A Ingrid
Ella tenía un huequito en medio del pecho que iba haciéndose orificio de tremendas dimensiones. Como cuando la punta de un lápiz pasa por la goma de borrar, la perfora y la convierte, la deja siendo una goma diferente a la inicial.
Al principio no había opción, pánico y terror le apretaban las costillas al sentirlo agrandarse, haciéndose más hondo y perforando las capas, ahondando en los cortes y en los lugares que ni ella misma se sabía. A veces el hueco le impedía recordar que tenía órganos vitales, sentía que era la única vía por la cual podía respirar.
Le era ya natural sentir resquebrajarse en plena calle a medio día o mientras digería la cena y estaba a punto de dormir; era un dolor intenso o un cosquilleo que la hacía reír no sólo por el resto del día sino de la semana entera.
Había días en que olvidaba que estaba ahí
¡vaya utilidad la de las ropas!, además de vestir tienen la facultad de ocultar.
Se mantenía como si nada, haciendo lo que tenía que hacer, caminando despreocupada o con la mente en otras contingencias de lo habitual; y era entonces, sólo entonces que empezaban los síntomas, su predecible pálpito. Parecía que de esa forma el hueco despertaba y comenzaba a funcionar, en cuanto ella lo olvidaba, el mecanismo se activaba y empezaba a agrandar.
¡Pobre chiquilla!, un hueco fue a heredar. Le había venido de familia, sus antecesoras habían nacido con uno exactamente a la mitad del pecho: ni más a la izquierda ni más a la derecha, ni más abajo o más arriba, eran las proporciones las que se mantenían, lo que variaba era la profundidad; eso dependía de la mujer que lo tenía y su particularidad.

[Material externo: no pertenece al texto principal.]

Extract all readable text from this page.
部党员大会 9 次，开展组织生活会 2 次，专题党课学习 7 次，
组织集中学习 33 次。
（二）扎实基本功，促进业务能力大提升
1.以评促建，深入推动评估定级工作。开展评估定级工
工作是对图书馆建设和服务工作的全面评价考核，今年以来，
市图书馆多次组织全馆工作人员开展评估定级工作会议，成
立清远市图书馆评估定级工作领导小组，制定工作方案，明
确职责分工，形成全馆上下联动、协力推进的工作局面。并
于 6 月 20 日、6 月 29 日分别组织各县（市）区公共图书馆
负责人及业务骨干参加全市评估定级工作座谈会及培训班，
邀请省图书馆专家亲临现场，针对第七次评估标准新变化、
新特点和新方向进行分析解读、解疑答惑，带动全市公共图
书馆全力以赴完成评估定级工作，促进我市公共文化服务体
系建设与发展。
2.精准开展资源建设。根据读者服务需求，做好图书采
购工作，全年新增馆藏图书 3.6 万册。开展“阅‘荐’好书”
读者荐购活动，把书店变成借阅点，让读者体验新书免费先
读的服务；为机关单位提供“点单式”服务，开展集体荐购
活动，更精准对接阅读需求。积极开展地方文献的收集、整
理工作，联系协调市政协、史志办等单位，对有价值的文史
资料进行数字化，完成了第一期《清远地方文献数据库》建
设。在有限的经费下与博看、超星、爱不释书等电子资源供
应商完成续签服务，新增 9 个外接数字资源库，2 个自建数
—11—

Un día en donde nada particular pasaba, le dieron ganas de viajar, irse a otro lugar y probar nuevos aires para averiguar si el estado actual de su pecho podía cambiar. Así fue como escapó al mar, no había nada más que podía desear que estar allá, contemplando las olas y su indomable inmensidad.
Recostada en la arena vio a un hombre pasar, paseaba por la orilla de la playa llevando un carrito con montones de cosas raras de las que a simple vista no se adivinaba la utilidad. Entre todas ellas distinguió una cocha de mar, no sabía por qué pero llamó su atención; la cogió y la miró fijamente por un buen rato, algo había en ella que le causaba arrebato.
Se la colocó en la oreja izquierda y lo impredecible comenzó a pasar:
Su hueco se llenó de la misma materia de la cual está hecha el mar, y ella sintió como una parte perdida regresaba a su lugar.
Se dio cuenta, no había que ocultarlo, sólo había que llenarlo. El mar le pintaba el hueco, el hueco se llenaba con mar.
Halló su lugar, el orificio la había llevado. Había encontrado su hogar y por eso, ahí, el resto de los días decidió habitar.